If one of these triggers has the "enter Debug Mode" action (1) and another
trigger has the "raise a breakpoint exception" action (0), the preferred behavior is to have both actions
take place. It is implementation-dependent which of the two happens first.

This says that you could have both actions take place where entering Debug Mode happens first. That doesn't directly make sense because if you enter Debug Mode then you can't subsequently trap to M mode (or some other mode dictated by medeleg/hedeleg). My assumption has been that the two actions would happen at completely different times. You would enter Debug Mode and nothing else would happen right away. The external debugger does whatever it wants and when it wants to restart, it would:

  1. disable the trigger with action=1 that caused the halt (to prevent it from firing in step 2)
  2. single-step
  3. enable the trigger with action=1 that caused the halt (to allow it to fire in the future)
  4. resume

On step 2, the other trigger with action=0 would fire. In particular, the dpc after the single step would point to the breakpoint handler and step 4 would resume execution in the breakpoint handler. In the end, both actions were taken (separated by quite a bit of time).

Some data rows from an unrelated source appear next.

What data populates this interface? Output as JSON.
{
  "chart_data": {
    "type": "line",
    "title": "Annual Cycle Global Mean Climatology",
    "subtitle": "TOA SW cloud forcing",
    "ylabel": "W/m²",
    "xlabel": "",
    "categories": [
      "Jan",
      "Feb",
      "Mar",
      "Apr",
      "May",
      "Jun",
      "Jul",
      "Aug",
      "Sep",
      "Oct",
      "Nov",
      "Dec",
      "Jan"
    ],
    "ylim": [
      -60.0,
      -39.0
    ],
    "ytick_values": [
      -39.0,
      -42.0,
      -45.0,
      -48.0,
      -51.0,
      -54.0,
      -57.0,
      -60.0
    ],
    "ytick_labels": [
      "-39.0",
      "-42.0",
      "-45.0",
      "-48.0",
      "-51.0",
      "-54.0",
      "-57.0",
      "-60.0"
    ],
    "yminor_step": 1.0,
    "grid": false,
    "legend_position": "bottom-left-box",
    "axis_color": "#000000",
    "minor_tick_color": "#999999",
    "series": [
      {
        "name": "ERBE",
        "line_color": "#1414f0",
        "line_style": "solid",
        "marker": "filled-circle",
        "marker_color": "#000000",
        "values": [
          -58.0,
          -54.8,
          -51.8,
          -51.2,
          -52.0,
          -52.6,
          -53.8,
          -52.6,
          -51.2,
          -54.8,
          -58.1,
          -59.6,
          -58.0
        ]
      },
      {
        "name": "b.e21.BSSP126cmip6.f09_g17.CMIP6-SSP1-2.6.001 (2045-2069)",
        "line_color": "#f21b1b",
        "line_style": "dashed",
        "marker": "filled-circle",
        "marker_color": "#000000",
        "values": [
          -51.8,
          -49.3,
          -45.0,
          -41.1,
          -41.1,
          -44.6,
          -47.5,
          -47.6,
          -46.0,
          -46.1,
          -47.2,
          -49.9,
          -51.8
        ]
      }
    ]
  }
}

If the external debugger is going to emulate the instruction rather than reexecuting it (skipping steps 1/2/3 and incrementing dpc before doing step 4) then it needs to emulate everything related to that instruction, including any other triggers. Whether an implementation has a hit bit doesn't matter. For each trigger, the emulator needs to do address/data comparison, looking at mode filters, looking at chaining, etc. It's not trivial but it's possible (just as it's possible for software to emulate all aspects of hardware).

I wouldn't be surprised if existing debuggers simply don't support having multiple simultaneous debuggers (native and external) running at the same time. But they could support that if they do the above.